PROCEEDINGS OF GOVERNMENT/INDUSTRY FORUM: HE OWNER’S ROLE IN PROJECT MANAGEMENT AND PREPROJECT PLANNING

[PROCEEDINGS] Recurrent problems with project performance in the U.S. Department of Energy (DOE) in the 1990s raised questions in Congress about the practices and processes used by the department to manage projects. The 105th Committee of Conference on Energy and Water Resources directed DOE to investigate establishing a project review process. DOE requested the assistance of the National Research Council (NRC), which resulted in the publication of the report Assessing the Need for Independent Project Reviews in the Department of Energy.

Congress subsequently directed DOE to undertake a review and assessment of its overall management structure and process for identifying, managing, designing, and constructing facilities, and the DOE asked the NRC to conduct an independent review and to develop recommendations to improve DOE’s management of projects. The NRC published the report Improving Project Management in the Department of Energy, which provided a set of findings and recommendations for improving project management and noted that improvement would require a program of reform for the entire project management process.
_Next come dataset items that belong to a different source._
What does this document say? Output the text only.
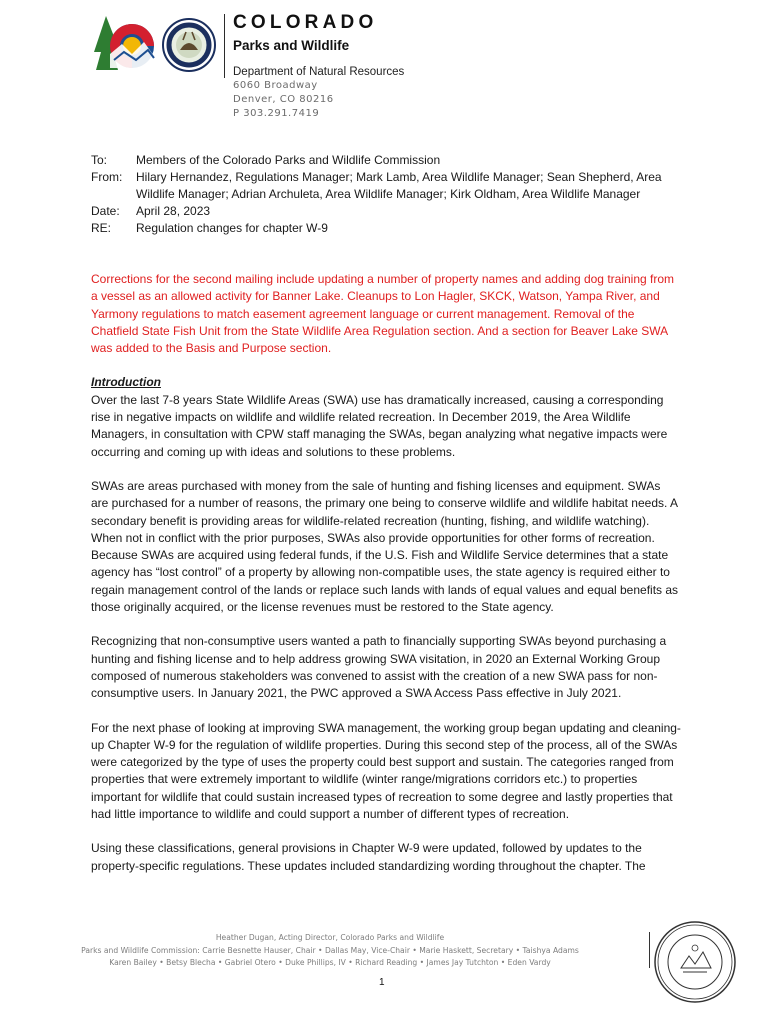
COLORADO
Parks and Wildlife
Department of Natural Resources
6060 Broadway
Denver, CO 80216
P 303.291.7419
To:	Members of the Colorado Parks and Wildlife Commission
From:	Hilary Hernandez, Regulations Manager; Mark Lamb, Area Wildlife Manager; Sean Shepherd, Area Wildlife Manager; Adrian Archuleta, Area Wildlife Manager; Kirk Oldham, Area Wildlife Manager
Date:	April 28, 2023
RE:	Regulation changes for chapter W-9

Corrections for the second mailing include updating a number of property names and adding dog training from a vessel as an allowed activity for Banner Lake. Cleanups to Lon Hagler, SKCK, Watson, Yampa River, and Yarmony regulations to match easement agreement language or current management. Removal of the Chatfield State Fish Unit from the State Wildlife Area Regulation section. And a section for Beaver Lake SWA was added to the Basis and Purpose section.

Introduction

Over the last 7-8 years State Wildlife Areas (SWA) use has dramatically increased, causing a corresponding rise in negative impacts on wildlife and wildlife related recreation. In December 2019, the Area Wildlife Managers, in consultation with CPW staff managing the SWAs, began analyzing what negative impacts were occurring and coming up with ideas and solutions to these problems.

SWAs are areas purchased with money from the sale of hunting and fishing licenses and equipment. SWAs are purchased for a number of reasons, the primary one being to conserve wildlife and wildlife habitat needs. A secondary benefit is providing areas for wildlife-related recreation (hunting, fishing, and wildlife watching). When not in conflict with the prior purposes, SWAs also provide opportunities for other forms of recreation. Because SWAs are acquired using federal funds, if the U.S. Fish and Wildlife Service determines that a state agency has “lost control” of a property by allowing non-compatible uses, the state agency is required either to regain management control of the lands or replace such lands with lands of equal values and equal benefits as those originally acquired, or the license revenues must be restored to the State agency.

Recognizing that non-consumptive users wanted a path to financially supporting SWAs beyond purchasing a hunting and fishing license and to help address growing SWA visitation, in 2020 an External Working Group composed of numerous stakeholders was convened to assist with the creation of a new SWA pass for non-consumptive users. In January 2021, the PWC approved a SWA Access Pass effective in July 2021.

For the next phase of looking at improving SWA management, the working group began updating and cleaning-up Chapter W-9 for the regulation of wildlife properties. During this second step of the process, all of the SWAs were categorized by the type of uses the property could best support and sustain. The categories ranged from properties that were extremely important to wildlife (winter range/migrations corridors etc.) to properties important for wildlife that could sustain increased types of recreation to some degree and lastly properties that had little importance to wildlife and could support a number of different types of recreation.

Using these classifications, general provisions in Chapter W-9 were updated, followed by updates to the property-specific regulations. These updates included standardizing wording throughout the chapter. The

Heather Dugan, Acting Director, Colorado Parks and Wildlife
Parks and Wildlife Commission: Carrie Besnette Hauser, Chair • Dallas May, Vice-Chair • Marie Haskett, Secretary • Taishya Adams
Karen Bailey • Betsy Blecha • Gabriel Otero • Duke Phillips, IV • Richard Reading • James Jay Tutchton • Eden Vardy
1
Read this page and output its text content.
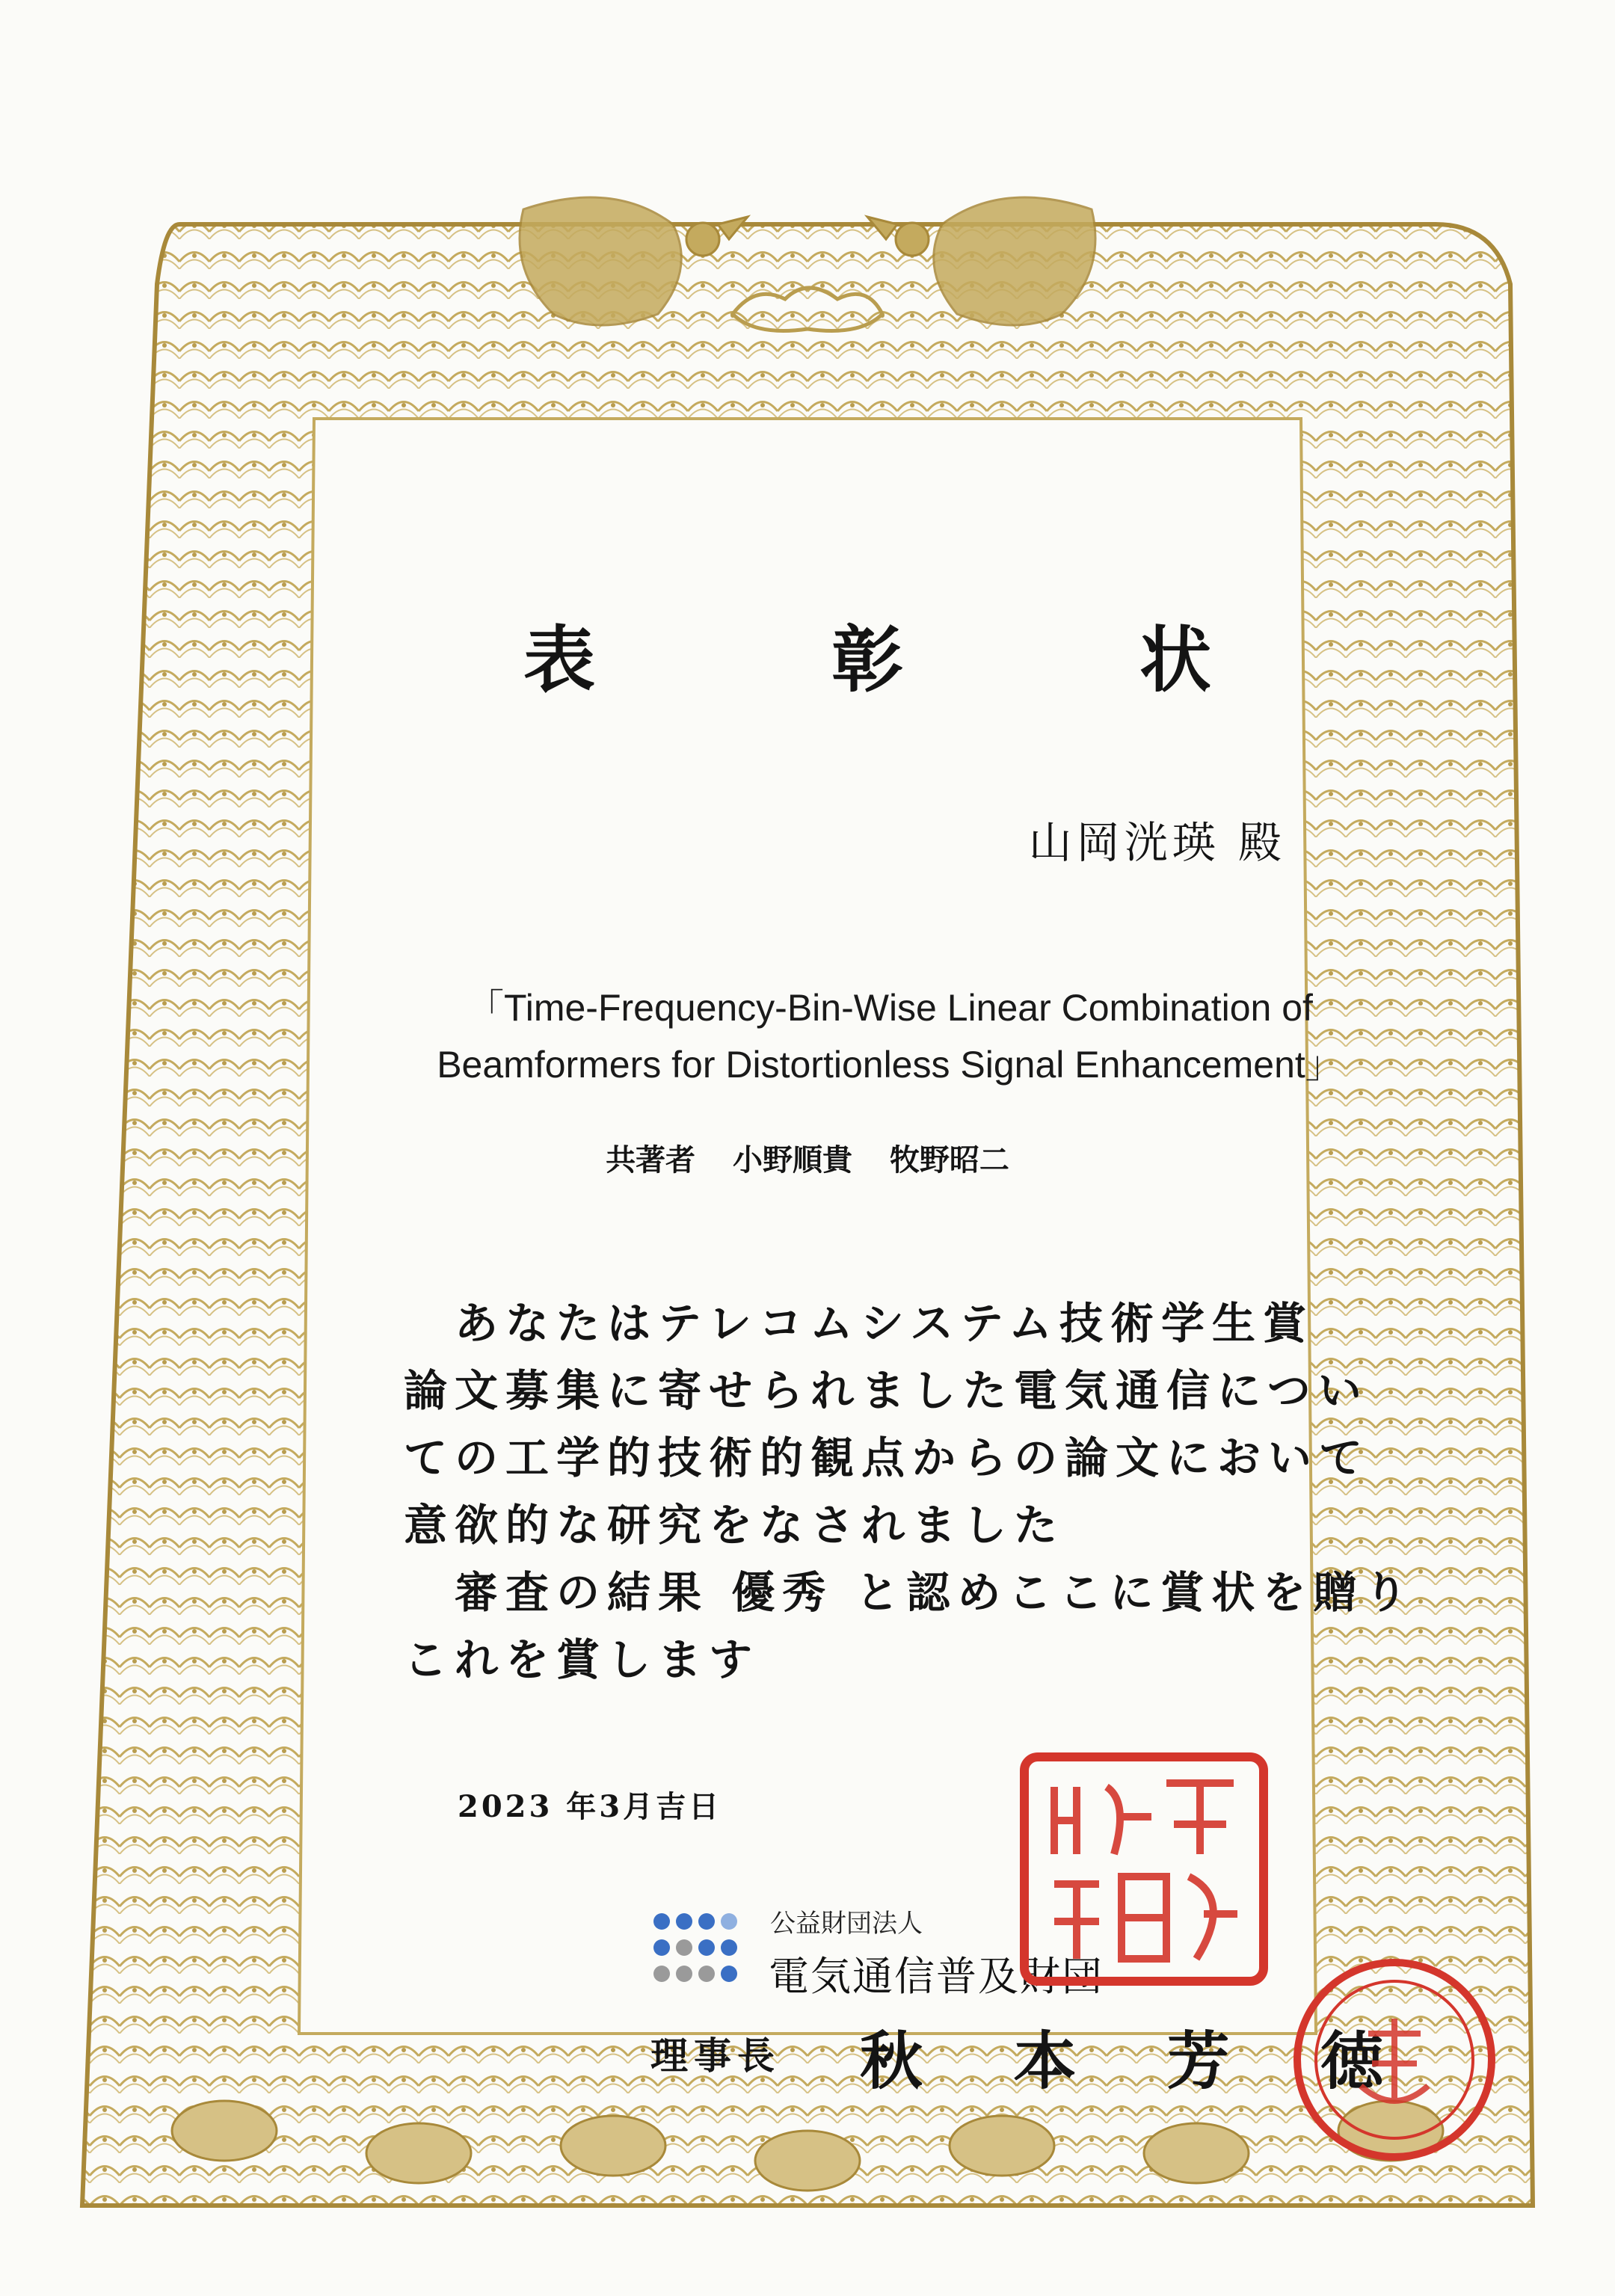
表	彰	状
山岡洸瑛 殿
「Time-Frequency-Bin-Wise Linear Combination of
Beamformers for Distortionless Signal Enhancement」
共著者 小野順貴 牧野昭二
あなたはテレコムシステム技術学生賞
論文募集に寄せられました電気通信につい
ての工学的技術的観点からの論文において
意欲的な研究をなされました
審査の結果 優秀 と認めここに賞状を贈り
これを賞します
2023 年3月吉日
公益財団法人
電気通信普及財団
理事長 秋 本 芳 徳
These issues were followed up and expanded in the subsequent reports, Characteristics of Successful Megaprojects, Improving Project Management in the Department of Energy, and Progress in Improving Project Management at the Department of Energy: 2001 Assessment.

Many of the findings and recommendations in this series of reports identified the need for improved planning in the early project stages (front-end planning) to get the project off to the right start, and the continuous monitoring of projects by senior management to make sure the project stays on course. These reports also stressed the need for DOE to act as an owner, not a contractor, and to train its personnel to function not as traditional project managers but as knowledgeable owner’s representatives in dealing with projects and contractors. The NRC Committee for Oversight and Assessment of Department of Energy Project Management determined that it would be helpful for DOE to sponsor a forum in which representatives from DOE and from leading corporations with large, successful construction programs would discuss how the owner’s role is conducted in government and in industry. In so doing, the committee does not claim that all industrial firms are better at project management than the DOE. Far from it—the case studies represented at this forum were selected specifically because these firms were perceived by the committee to be exemplars of the very best practices in project management. Nor is it implied that reaching this level is easy; the industry speakers themselves show that excellence in project management is difficult to achieve and perhaps even more difficult to maintain. Nevertheless, they have been successful in doing so, through constant attention by senior management.

Through this forum, the committee hoped to reinforce some of the other general points made in the above-cited earlier reports. The points include the following:
  1. Successful project management requires the institution of a project management discipline that encompasses all projects.  It is not sufficient to do some projects well; what is needed is consistency. All the firms represented in the forum have well-defined, disciplined project processes, with buy-in and active participation by senior management.
  2. There is an absolute requirement for emphasis on project justification and identification of business or (in the case of DOE) mission need early in every project, even before a project is formalized.  Senior corporate (agency) management must be closely involved in this process, as it is their responsibility to identify and interpret business or mission needs.
  3. Decision points with options for project approval, go-ahead, change, rework, or termination must be clearly identified.  These decisions must be made by appropriate senior managers.  The view that the need for senior management decisions slows down good projects is explicitly rejected.  A good decision process actually expedites projects, in that it assures that they have the necessary resources, support, and direction to go to successful completion and operation not merely to the next phase.
  4. Accountability and responsibility for project performance must be made clear and well defined across the enterprise.  For the enterprise to succeed, all elements must succeed.
  5. A corporate organizational structure for project management must be established and maintained.
  6. There must be continual, formal project reviews by responsible management.
  7. Expectations, products, and metrics must be clearly defined for the entire process.
  8. There is no substitute for thorough front-end planning. This is true even (better, especially) for first-of-a-kind and one-of-a-kind projects.
  9. A successful project-management improvement process requires a cultural change, and cultural change is driven from the top.